Als Architekt und Designer hat Greg Lynn den Computer schon früh systematisch dazu verwendet, um zu einer „planmäßigen“ Abweichung von den gebräuchlichen Schablonen und Vorlagen zu gelangen. Die von automatischen Computerfunktionen üblicherweise unterdrückten Rechenfehler nahm er in den Designprozess mit auf, um Formen zu entwickeln, die sich auf keine ideale Geometrie zurückführen ließen. Auf diese Weise konnten „formlose“ raumgreifende Ausbuchtungen – sogenannte „Blebs“, also Blasen – in die Oberflächenkontinuen seiner Entwürfe integriert werden.

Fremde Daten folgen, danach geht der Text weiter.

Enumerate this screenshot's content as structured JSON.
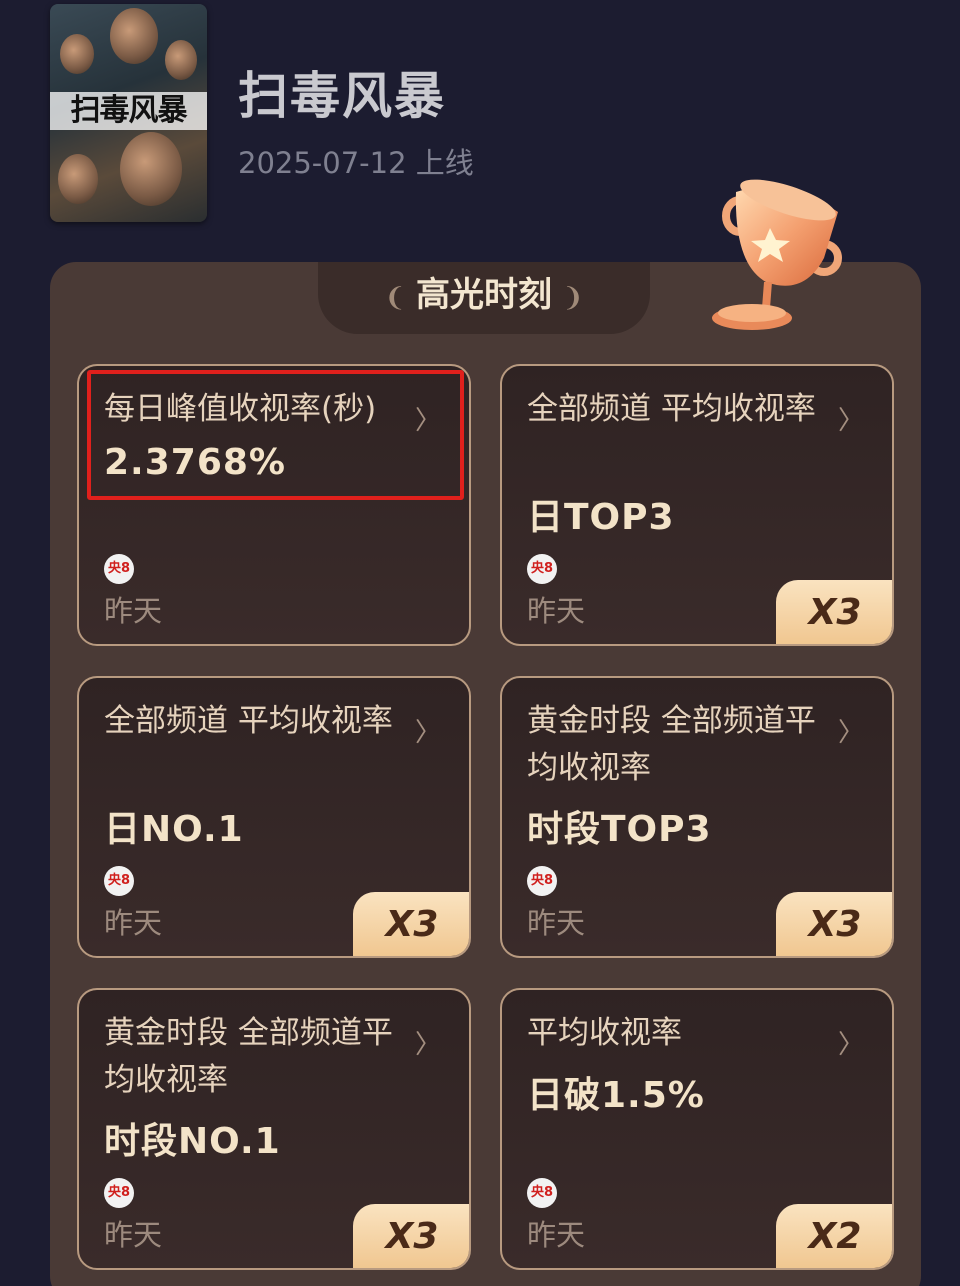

„Blebs sind Raumtaschen, die entstehen, wenn eine Fläche sich selbst durchschneidet und einen eingeschlossenen Raum schafft. Die meisten Computerprogramme haben automatische Glättungsfunktionen, die diese Elemente in den Flächen beseitigen. Blebs wurden im Büro entdeckt, weil die Glättung unweigerlich die Strenge der Oberflächengeometrie und das rhythmische Muster von Feldern und Kontrollpunkten verfälscht. Durch das Ausschalten der Glättungsfunktion entdeckten wir kleinste Volumina, die die von uns gestalteten Flächen aufwölbten.“ (Greg Lynn: Form, hg. von Bruce Q. Lan, Peking 2006, S. 24)

Als 2008 im MAK die Ausstellung FORMLOSE MÖBEL stattfand, die erstmals die verschiedenen Aspekte und Ausprägungen des Formlosen im Möbeldesign fokussierte, bot Greg Lynn an, in Kooperation mit dem Studio Lynn an der Universität für angewandte Kunst Wien für die Ausstellung ein Objekt zu produzieren, das er bereits seit einiger Zeit in Planung hatte: den Secret Table. Die rechteckige Tischplatte dieses Möbelobjekts bietet gewissermaßen das vorgegebene Format, in – und unter – dem sich die am Computer generierten gekrümmten und gewölbten Blob-Formen entfalten können. Die Dimensionen der „geheimen“ Ausbuchtungen an der Unterseite sind dabei so gewählt, dass sie als „Raumtaschen“ eine Funktion erfüllen: Sie bergen in die Tischfläche eingelassene, mit Deckeln verschließbare Hohlräume, die als Vorratsbehälter oder Geschirrfächer verwendet werden können. Der Secret Table wird hier erstmals mit zwei Modellen präsentiert, die 2007 im Architektur-Studio Greg Lynn FORM in Los Angeles entstanden sind und dem MAK 2012 geschenkt wurden.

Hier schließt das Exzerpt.